Gubernur Jawa Tengah Ahmad Luthfi mengatakan, seluruh 35 pemerintah kabupaten/kota di Jawa Tengah telah berkomitmen membebaskan biaya PBG dan BPHTB bagi masyarakat berpenghasilan rendah agar proses memiliki rumah menjadi lebih ringan.
“Ini menjadi kebanggaan kita bersama karena pembiayaan perumahan benar-benar menyasar masyarakat yang kurang mampu, terutama desil satu, dua, tiga, dan empat,” kata Luthfi saat menghadiri Akad Massal 62.710 Unit KPR Subsidi di Perumahan Puri Delta City Side, Kabupaten Batang, Kamis (30/7/2026).

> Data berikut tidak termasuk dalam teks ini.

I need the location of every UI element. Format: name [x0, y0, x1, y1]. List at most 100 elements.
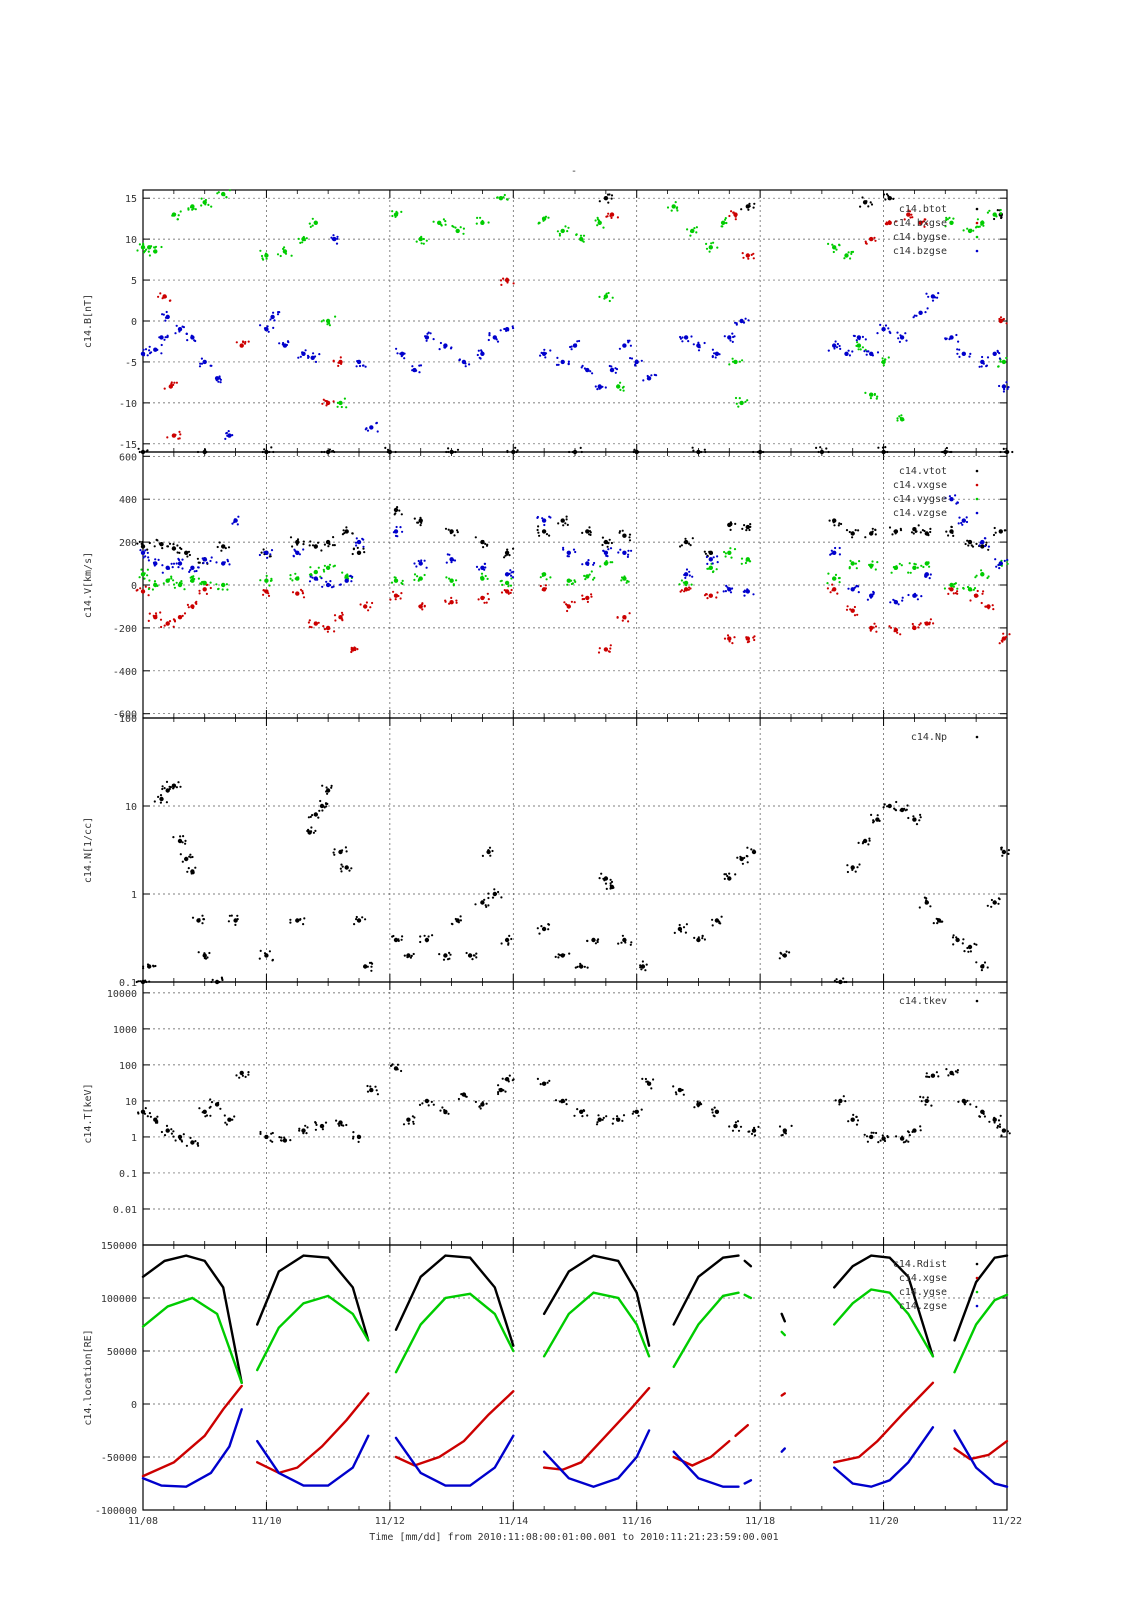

Selain kebijakan pembebasan biaya, Jawa Tengah juga memperoleh alokasi 34.412 unit Bantuan Stimulan Perumahan Swadaya (BSPS) yang ditujukan untuk membantu masyarakat meningkatkan kualitas rumah secara mandiri.
Pada kesempatan yang sama, Presiden Prabowo Subianto menegaskan pemerintah akan terus memperluas akses masyarakat terhadap rumah layak melalui berbagai skema pembiayaan dan kolaborasi lintas sektor.
“Kita harus menjangkau seluruh warga Indonesia di mana pun berada. Karena itu, kita terus bekerja keras dan mencari cara-cara baru agar jumlah rumah yang dapat dinikmati masyarakat semakin banyak,” ujar Prabowo.
Secara nasional, akad massal 62.710 unit KPR subsidi dilaksanakan serentak di 165 titik yang tersebar di 372 kabupaten/kota di 36 provinsi. Program tersebut menjadi bagian dari strategi pemerintah untuk mempercepat penyediaan hunian layak sekaligus mengurangi backlog perumahan nasional.
Dengan dukungan regulasi daerah dan sinergi pemerintah pusat, Jawa Tengah menjadi salah satu provinsi yang mencatat percepatan signifikan dalam penyediaan rumah bagi masyarakat berpenghasilan rendah sepanjang 2026.